My tendency as both an expat and now as a former expat has been to blame those people and situations and circumstances for not understanding, for not being supportive, for not providing the help and love and compassion I needed. My tendency has been to look outside of myself for consolation, for validation, for truth, for reassurance, to escape an unfathomable amount of insecurity. But this journey I’ve been on the past year, this journey was a solo journey, it was a trip for one. The lessons were for me to grasp and learn and internalize and grow from — alone.

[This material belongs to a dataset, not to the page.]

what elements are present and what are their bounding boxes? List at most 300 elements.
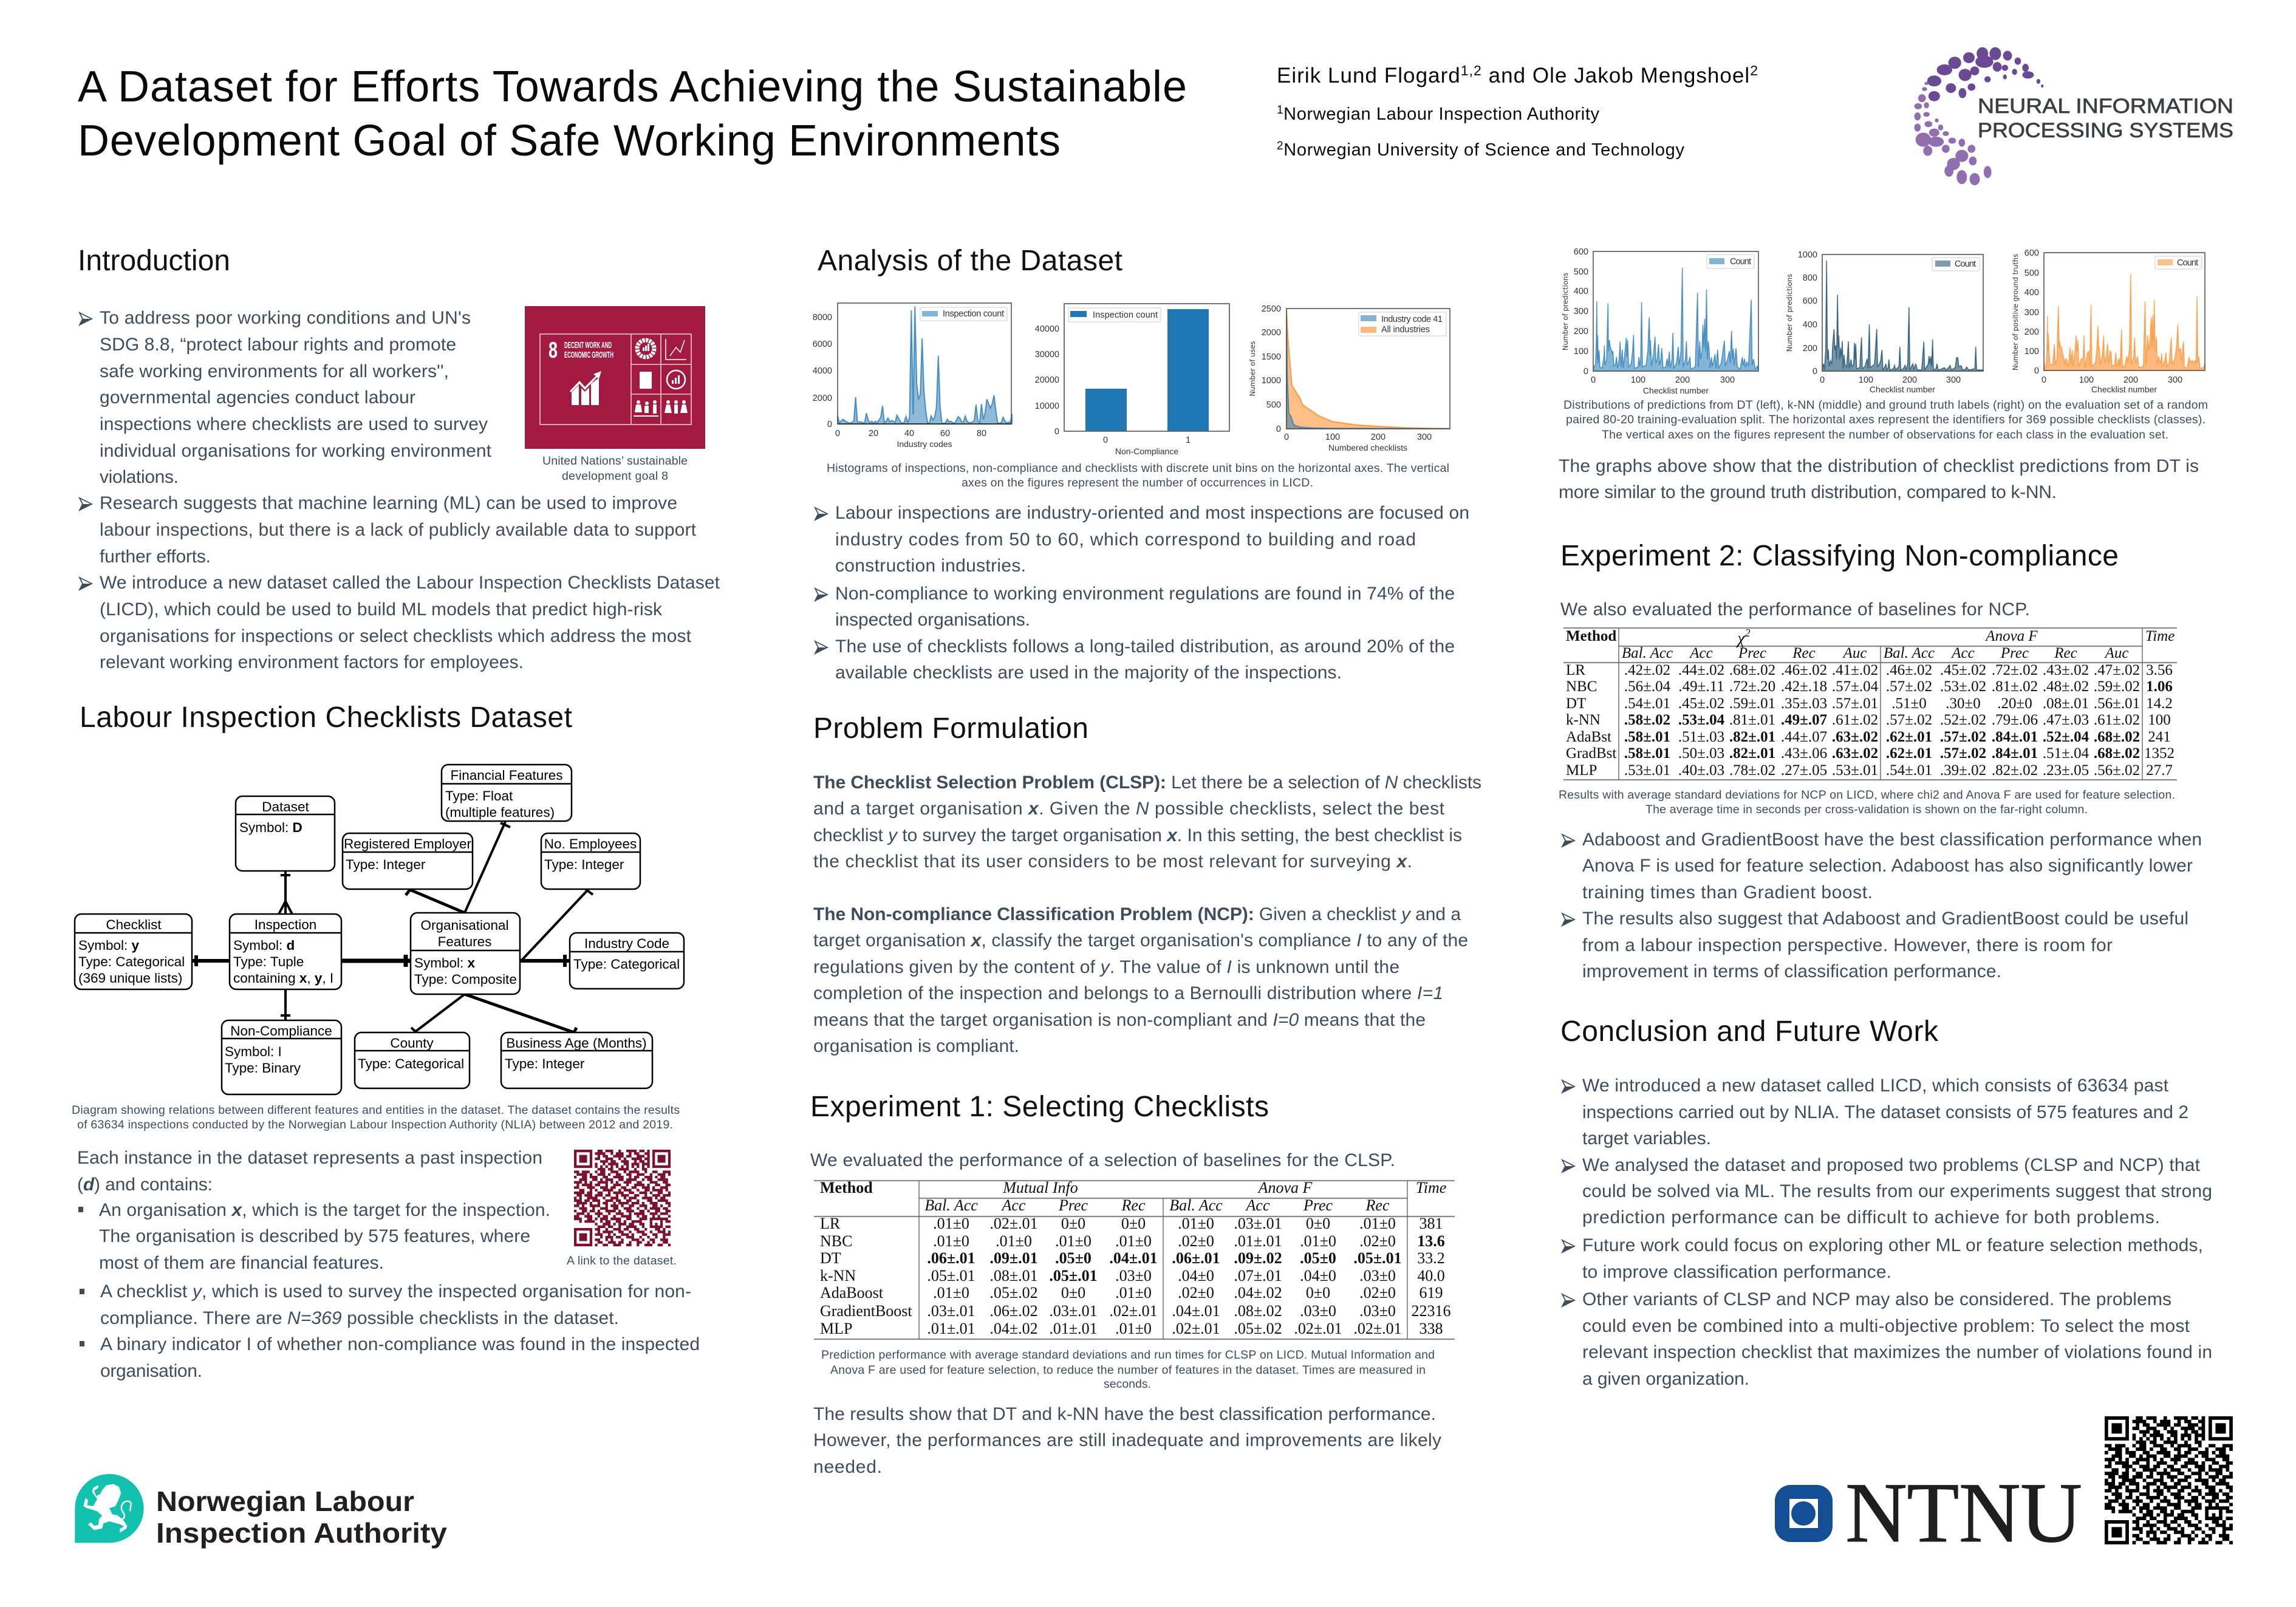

I returned from that trip from NYC renewed. My alone time since then has had a different flavor. I’ve started teaching English again for a small language academy in Virginia, four times a week. I’ve made a few new friends. I joined a writing critique group. I got a Washington, DC library card. I spend less and less time feeling sorry for myself and stuck in the throes of sadness. And although I still have many questions, many wonders, many doubts, many fears, although my life still feels like it is in limbo and rife with chaos and uncertainty, I’m finding it easier, day-by-day, moment-by-moment to attempt detaching from any outcomes, to surrendering to the Universe and the Spirit. I’m finding trust and peace and unbridled hope to be more and more to be a logical intention to steadily make.
I know there are miracles left to be unfolded here, right where I am, and I know, now, that these miracles could only be imparted to me in the space where I’m resting in my solitude.
No more fighting the focus on me, my life, my spirit, my spiritual work, my spiritual practice, I’m being called to, here, in this moment, any more.